The aquaculture industry has become a cornerstone of economic growth and food security in China, yet its rapid expansion has brought about significant environmental challenges, particularly in the form of nitrogen-rich wastewater. New research led by YOU Kun from the School of Municipal and Environmental Engineering, Shenyang Jianzhu University, sheds light on innovative strategies for total nitrogen removal from aquaculture wastewater, a pressing issue that could reshape practices within the water, sanitation, and drainage sector.
As highlighted in the study published in the journal ‘能源环境保护’ (Energy and Environmental Protection), the current methods predominantly employed in aquaculture largely focus on aerobic biological treatment, which effectively removes ammonia nitrogen but often neglects the accumulation of nitrate. This oversight can lead to detrimental effects on fish growth and overall aquatic health, ultimately affecting the productivity of the industry. “We need to transition from traditional water exchange methods to more sustainable practices that ensure both water conservation and effective nitrogen removal,” YOU Kun emphasizes.
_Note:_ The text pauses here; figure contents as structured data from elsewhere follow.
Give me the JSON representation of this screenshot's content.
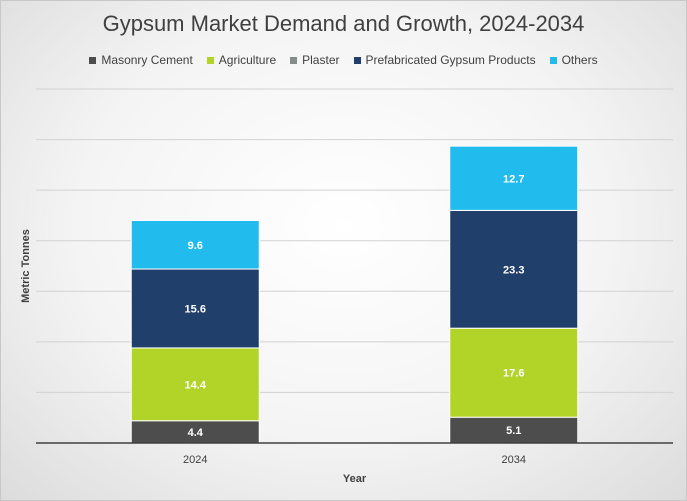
{
  "chart_data": {
    "type": "bar",
    "stacked": true,
    "title": "Gypsum Market Demand and Growth, 2024-2034",
    "xlabel": "Year",
    "ylabel": "Metric Tonnes",
    "categories": [
      "2024",
      "2034"
    ],
    "series": [
      {
        "name": "Masonry Cement",
        "color": "#4d4d4d",
        "values": [
          4.4,
          5.1
        ]
      },
      {
        "name": "Agriculture",
        "color": "#b2d428",
        "values": [
          14.4,
          17.6
        ]
      },
      {
        "name": "Plaster",
        "color": "#868b8c",
        "values": [
          0,
          0
        ]
      },
      {
        "name": "Prefabricated Gypsum Products",
        "color": "#213f6b",
        "values": [
          15.6,
          23.3
        ]
      },
      {
        "name": "Others",
        "color": "#22bbed",
        "values": [
          9.6,
          12.7
        ]
      }
    ],
    "ylim": [
      0,
      70
    ],
    "grid": true,
    "legend_position": "top",
    "data_labels": true
  }
}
The research delves into biological denitrification technology, a promising solution that offers green environmental protection while being economically viable. Denitrification not only addresses the nitrogen pollution issue but also aligns with the growing demand for sustainable aquaculture practices. The study introduces advanced techniques such as aerobic denitrification and simultaneous nitrification and denitrification, which could revolutionize how aquaculture operations manage wastewater.
Key factors influencing the efficiency of these processes, including the role of functional microbial populations, are thoroughly analyzed. This could lead to the development of cutting-edge technologies that are both cost-effective and efficient, ultimately supporting the sustainable growth of the aquaculture industry in China. “By optimizing these biological processes, we can enhance the resilience of aquatic ecosystems while also boosting the economic viability of aquaculture,” says YOU Kun.
The implications of this research extend beyond environmental benefits; they signal a shift in how the water, sanitation, and drainage sectors can innovate to meet regulatory demands and consumer expectations for sustainability. As aquaculture continues to thrive, the integration of advanced wastewater treatment technologies could become a critical component of operational strategies, ensuring that economic growth does not come at the expense of environmental health.
This study not only provides a roadmap for improving nitrogen removal from aquaculture wastewater but also serves as a catalyst for broader discussions on sustainable practices within the industry. As the aquaculture sector faces increasing scrutiny over its environmental impacts, research like that of YOU Kun and his team will be vital in steering the industry toward a more sustainable future.